Even though I think the TMA’s scheme of dividing algorithms is weird, as a popular book, I think this treatment is fair. In a way, you can say it’s also hard to find a consistent scheme to classify machine learning algorithm. If you ask me, I will say “Woa, you should totally learn linear regression, logistic regression …..” and come up with 8 techniques. But that, just like many textbooks, are not easy to comprehend by general readers.

I guess more importantly, you should ask if the coverage is good. Most practitioners of ML are perhaps specialists like me (on ASR) or particular subfields. It’s easy to get tunnel vision on what can be done and researched.

“The Master Algorithm”

So what is the eponymous “Master Algorithm” then? The Professor explained in p.24, which he calls the central thesis of the book.

“All knowledge – past, present, and future – can be derived from data by a single universal learning algorithm.”

Prof. Domingo then motivates why he has such belief and I think this also highlights the thinking of latest research in Machine Learning. What do I mean by that?

Well, you can think of in machine learning work in real life are just testing different techniques and see if they work well. For example, my recent word sense disambiguation homework recommends me to try out both SVM and kNN. (We then saw the miraculous power of SVM……) But that’s the deal, most of the time, you use the best technique through evaluation.

But in the last 5-6 years, we witness that deep neural network (and its friends, RNN, CNN etc) becomes the winners of competitions in many fields.
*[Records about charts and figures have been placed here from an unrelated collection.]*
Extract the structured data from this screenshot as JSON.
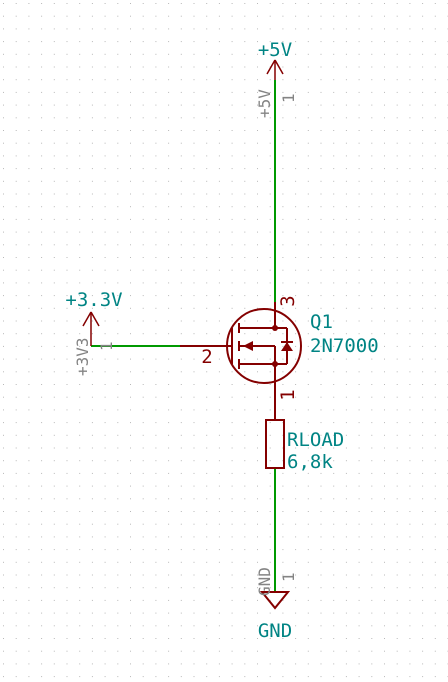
{
  "schematic": {
    "colors": {
      "background": "#ffffff",
      "grid_dot": "#b8b8b8",
      "wire": "#009900",
      "component": "#840000",
      "net_label": "#008484",
      "pin_text": "#848484"
    },
    "supply_5v": {
      "label": "+5V",
      "pin_net": "+5V",
      "pin_number": "1"
    },
    "supply_3v3": {
      "label": "+3.3V",
      "pin_net": "+3V3",
      "pin_number": "1"
    },
    "ground": {
      "label": "GND",
      "pin_net": "GND",
      "pin_number": "1"
    },
    "transistor": {
      "reference": "Q1",
      "value": "2N7000",
      "pins": {
        "gate": "2",
        "drain": "3",
        "source": "1"
      }
    },
    "resistor": {
      "reference": "RLOAD",
      "value": "6,8k"
    }
  }
}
Not only ASR [3], computer vision [4], we are seeing NLP’s record is beat by neural network [5]. That thus make you think. Would one algorithm can rule it all?
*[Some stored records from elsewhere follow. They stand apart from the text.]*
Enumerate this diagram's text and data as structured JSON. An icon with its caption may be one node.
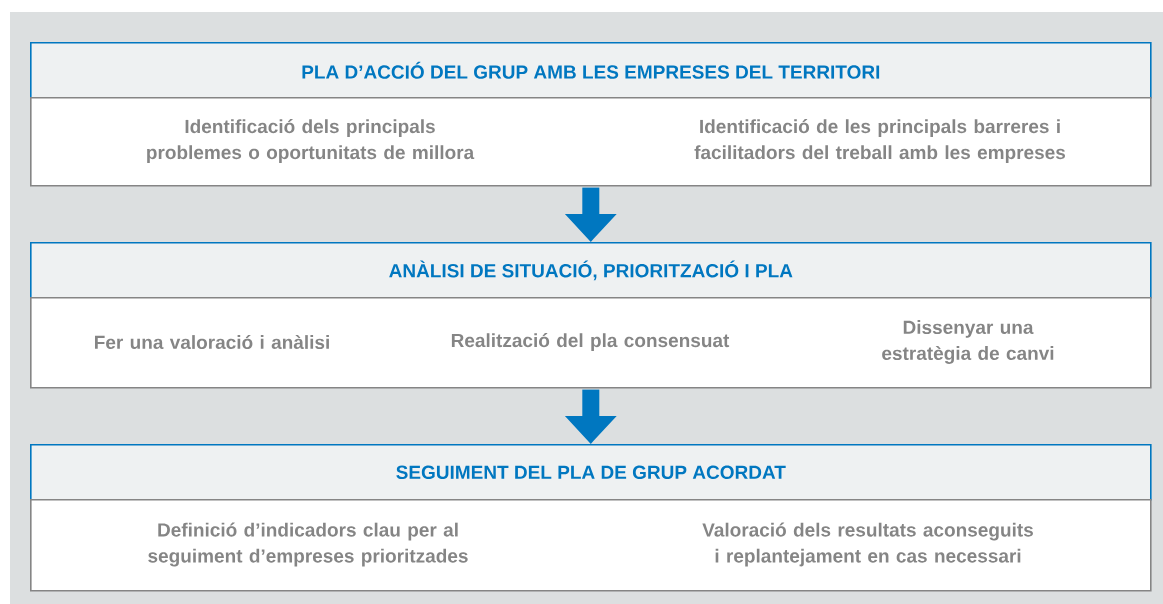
{
  "diagram": {
    "nodes": [
      {
        "text": [
          "PLA D’ACCIÓ DEL GRUP AMB LES EMPRESES DEL TERRITORI"
        ]
      },
      {
        "text": [
          "Identificació dels principals problemes o oportunitats de millora",
          "Identificació de les principals barreres i facilitadors del treball amb les empreses"
        ]
      },
      {
        "text": [
          "ANÀLISI DE SITUACIÓ, PRIORITZACIÓ I PLA"
        ]
      },
      {
        "text": [
          "Fer una valoració i anàlisi",
          "Realització del pla consensuat",
          "Dissenyar una estratègia de canvi"
        ]
      },
      {
        "text": [
          "SEGUIMENT DEL PLA DE GRUP ACORDAT"
        ]
      },
      {
        "text": [
          "Definició d’indicadors clau per al seguiment d’empreses prioritzades",
          "Valoració dels resultats aconseguits i replantejament en cas necessari"
        ]
      }
    ],
    "edges": [
      {
        "from": 1,
        "to": 2,
        "arrow": "to"
      },
      {
        "from": 3,
        "to": 4,
        "arrow": "to"
      }
    ]
  }
}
And another frequently talk-about discovery is about human neocortex. If you know the popular view of neuroscience. Most of our brain’s function are localized. i.e. For vision, there is a region called visual cortex, for sound, there is a region called audio cortex.
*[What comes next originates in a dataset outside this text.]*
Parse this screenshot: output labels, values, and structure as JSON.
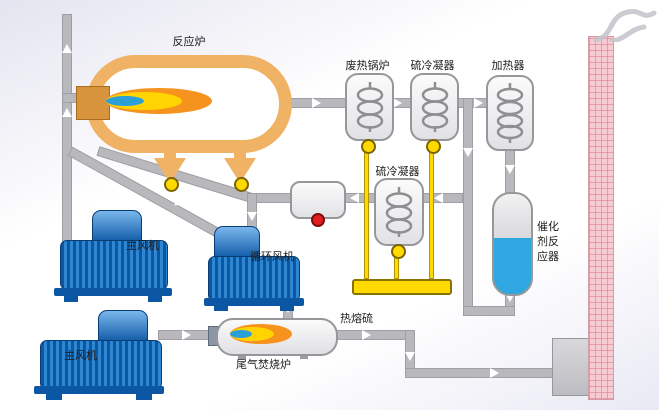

Then you might heard of amazing experiment that when researcher tried to wire the connection from the eyes, to the audio cortex. It is possible that the audio cortex would learn how to see. That is a sign that neocortex circuitry can be reused [6] for many different purposes.

I think that’s what Prof. Domingos is driving at. In the book, he also tries to motivated from other perspectives. But I think the neuro-scientific perspective probably resonates our time the most.

No Deep Learning

While I like TMA’s general coverage, I would hope that there are some descriptions on deep learning, which as I said in last paragraph, has been beating records here and there.

But then we should feel alarmed. Yes, right now deep learning is showing superior results. But so did SVM (even now) or GMM. It just means that our search of the best algorithm is still on-going and might never end. That’s perhaps the good professor is not too focused on deep learning.

Conclusion

While I comment on the applicability of the “5 schools” categorization scheme, I love the books’ comprehensive coverage and its central thesis. The book is also good for wide audience: for high-school and college students who heard of machine learning first time, this book is a good introductory book. While for specialists like me, this book can inspire new ideas and help consolidate the old ones. e.g. This is the first time I read about performance of nearest neighbor is only twice as error prone as the best imaginable classifier (p.185).

So I highly recommend this book for anyone who is interested in machine learning. Of course, feel free to tell me what you think in the comment section.

References:

[1] The other classic I missed here is Prof. Kevin Murphy’s Machine Learning – a Probabilist Perspective.

[2] I heard this from Dr. Richard Socher’s DNN+NLP class.

[3] G. Hinton et al. Deep Neural Networks for Acoustic Modeling in Speech Recognition.

[4] Alexnet: paper.

[5] I.Sutskever et al Sequence to Sequence Learning with Neural NetworksI am thinking more on the line of SMT. Latest I heard: with attention model and some tuning. NN-based SMT beats traditional IBM Models-based approach.

[6] In TMA, this paper on ferret is quoted.